As coffee is a substitute in production to cocoa, wouldn't cocoa farmers switch production to coffee? We would expect this to happen if the farmers actually sold cocaine and coffee to the end consumer, but they don't. Coffee farmers sell their beans to coffee processors, who have formed a fairly good cartel in recent years and have pushed down the price that coffee farmers receive for their product, even as the price of coffee increases for the end consumer (here is an MSNBC story, although I remember a story in the Wall Street Journal discussing the same issue).

The cocoa farmer does not receive the full value of cocoa converted to cocaine - the drug cartel and drug dealer take the majority of the profit - they bear risk and are able to bid farmer-prices down. Similarly, the coffee farmer does not receive the full value of her coffee beans - the cartel bears some risk and is also able to bid prices down. Evidently, the coffee cartel has been more successful in driving its price down than the drug cartel.

Thus, for an increasing number of coffee farmers it is more profitable to produce cocoa. Therefore, contrary to what the simple demand-supply model would predict, as long as the drug and coffee markets are structured as they are (especially the coffee market), the price of drugs to the end user will continue to fall and the price of coffee to the end user will continue to increase.
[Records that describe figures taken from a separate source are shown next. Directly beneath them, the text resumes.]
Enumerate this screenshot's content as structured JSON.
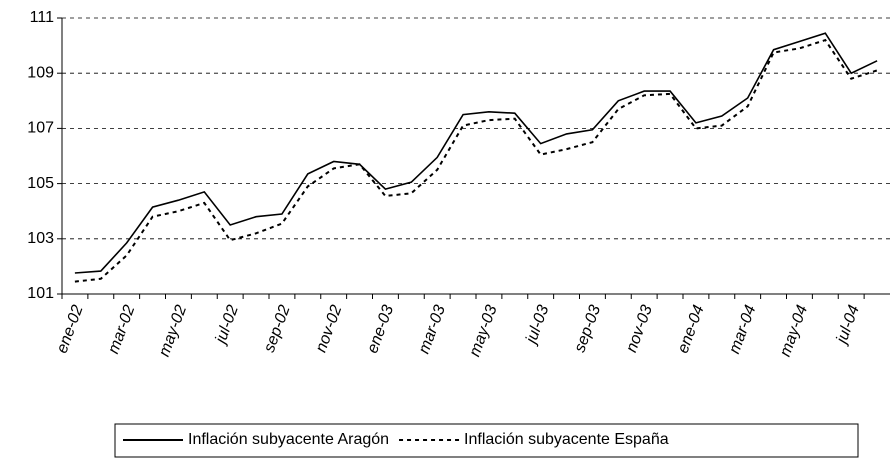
{
  "chart_data": {
    "type": "line",
    "categories": [
      "ene-02",
      null,
      "mar-02",
      null,
      "may-02",
      null,
      "jul-02",
      null,
      "sep-02",
      null,
      "nov-02",
      null,
      "ene-03",
      null,
      "mar-03",
      null,
      "may-03",
      null,
      "jul-03",
      null,
      "sep-03",
      null,
      "nov-03",
      null,
      "ene-04",
      null,
      "mar-04",
      null,
      "may-04",
      null,
      "jul-04",
      null
    ],
    "series": [
      {
        "name": "Inflación subyacente Aragón",
        "color": "#000000",
        "dash": "solid",
        "values": [
          101.76,
          101.83,
          102.85,
          104.15,
          104.4,
          104.7,
          103.5,
          103.8,
          103.9,
          105.35,
          105.8,
          105.7,
          104.8,
          105.05,
          105.95,
          107.5,
          107.6,
          107.55,
          106.45,
          106.8,
          106.95,
          108.0,
          108.35,
          108.35,
          107.2,
          107.45,
          108.1,
          109.85,
          110.15,
          110.45,
          109.0,
          109.45
        ]
      },
      {
        "name": "Inflación subyacente España",
        "color": "#000000",
        "dash": "dashed",
        "values": [
          101.45,
          101.55,
          102.4,
          103.8,
          104.0,
          104.3,
          102.95,
          103.2,
          103.55,
          104.9,
          105.55,
          105.7,
          104.55,
          104.65,
          105.5,
          107.1,
          107.3,
          107.35,
          106.05,
          106.25,
          106.5,
          107.7,
          108.2,
          108.25,
          107.0,
          107.1,
          107.8,
          109.75,
          109.9,
          110.2,
          108.8,
          109.1
        ]
      }
    ],
    "ylim": [
      101,
      111
    ],
    "yticks": [
      101,
      103,
      105,
      107,
      109,
      111
    ],
    "grid": true,
    "legend": "bottom"
  }
}
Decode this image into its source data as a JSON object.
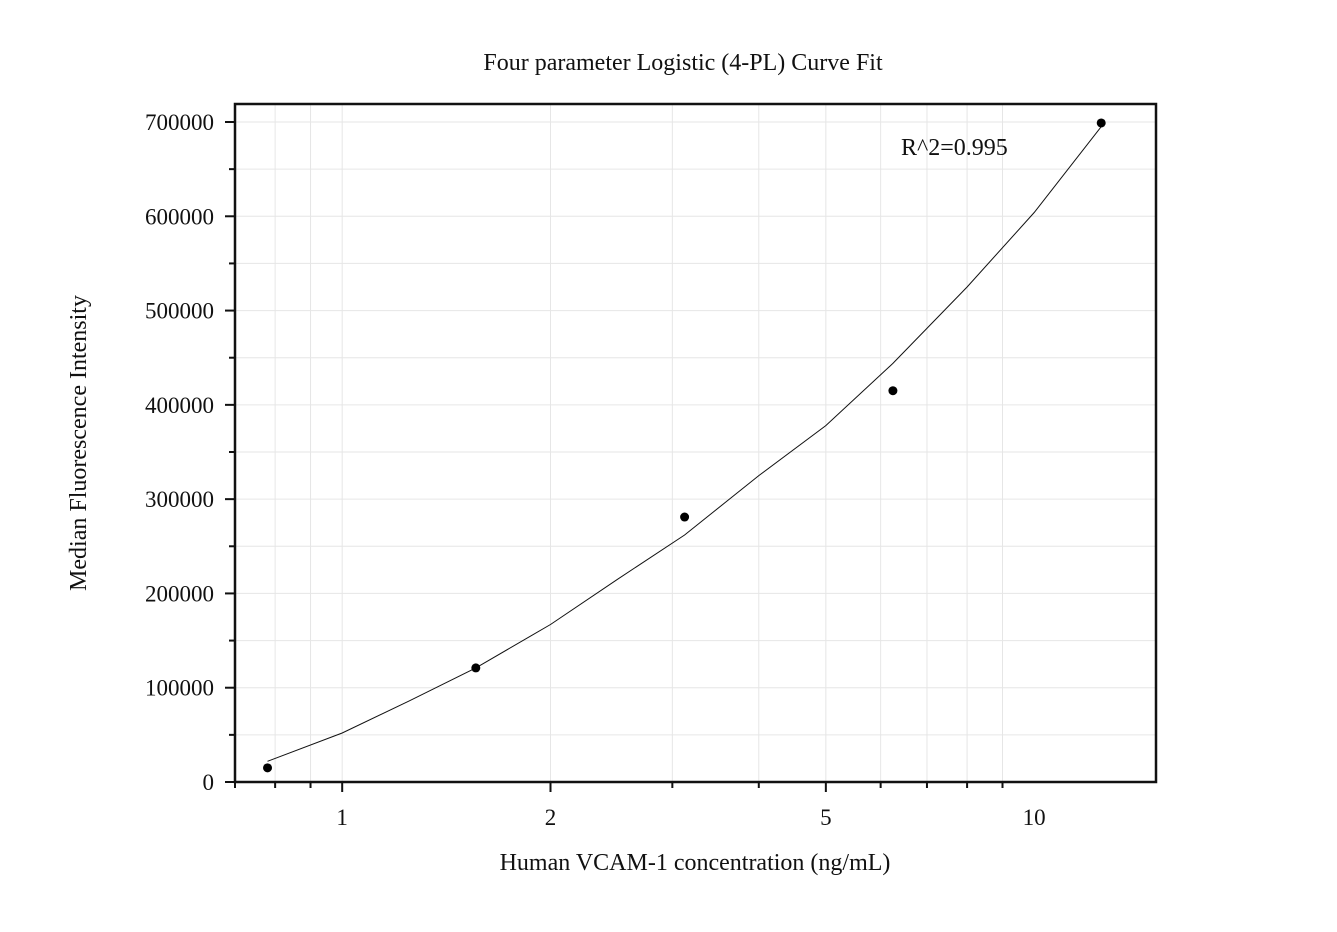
{
  "chart_data": {
    "type": "scatter",
    "title": "Four parameter Logistic (4-PL) Curve Fit",
    "xlabel": "Human VCAM-1 concentration (ng/mL)",
    "ylabel": "Median Fluorescence Intensity",
    "x_scale": "log",
    "xlim": [
      0.7,
      15
    ],
    "ylim": [
      0,
      700000
    ],
    "x_ticks": [
      1,
      2,
      5,
      10
    ],
    "x_tick_labels": [
      "1",
      "2",
      "5",
      "10"
    ],
    "y_ticks": [
      0,
      100000,
      200000,
      300000,
      400000,
      500000,
      600000,
      700000
    ],
    "y_tick_labels": [
      "0",
      "100000",
      "200000",
      "300000",
      "400000",
      "500000",
      "600000",
      "700000"
    ],
    "grid": true,
    "points": {
      "x": [
        0.78,
        1.56,
        3.125,
        6.25,
        12.5
      ],
      "y": [
        15000,
        121000,
        281000,
        415000,
        699000
      ]
    },
    "fit": {
      "type": "line",
      "x": [
        0.78,
        1.0,
        1.25,
        1.56,
        2.0,
        2.5,
        3.125,
        4.0,
        5.0,
        6.25,
        8.0,
        10.0,
        12.5
      ],
      "y": [
        22000,
        52000,
        86000,
        121000,
        167000,
        215000,
        262000,
        325000,
        378000,
        444000,
        525000,
        604000,
        695000
      ]
    },
    "annotation": "R^2=0.995",
    "annotation_position": "top-right"
  },
  "colors": {
    "points": "#000000",
    "curve": "#111111",
    "frame": "#111111",
    "grid": "#e6e6e6"
  }
}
This is a lesson for students of economics. It is important to recognize the power and the limitations of the supply-demand model. Supply and demand, as we teach in principles courses, assumes perfect competition on both sides of the market. While consumers are likely competitive agents (that is "price takers") in both the market for coffee and the market for drugs, the supply-side of each market is not perfectly competitive. Therefore, while the model helps conceptualize some aspects of both the coffee and drug markets, it is not completely appropriate and requires a bit of "tweaking."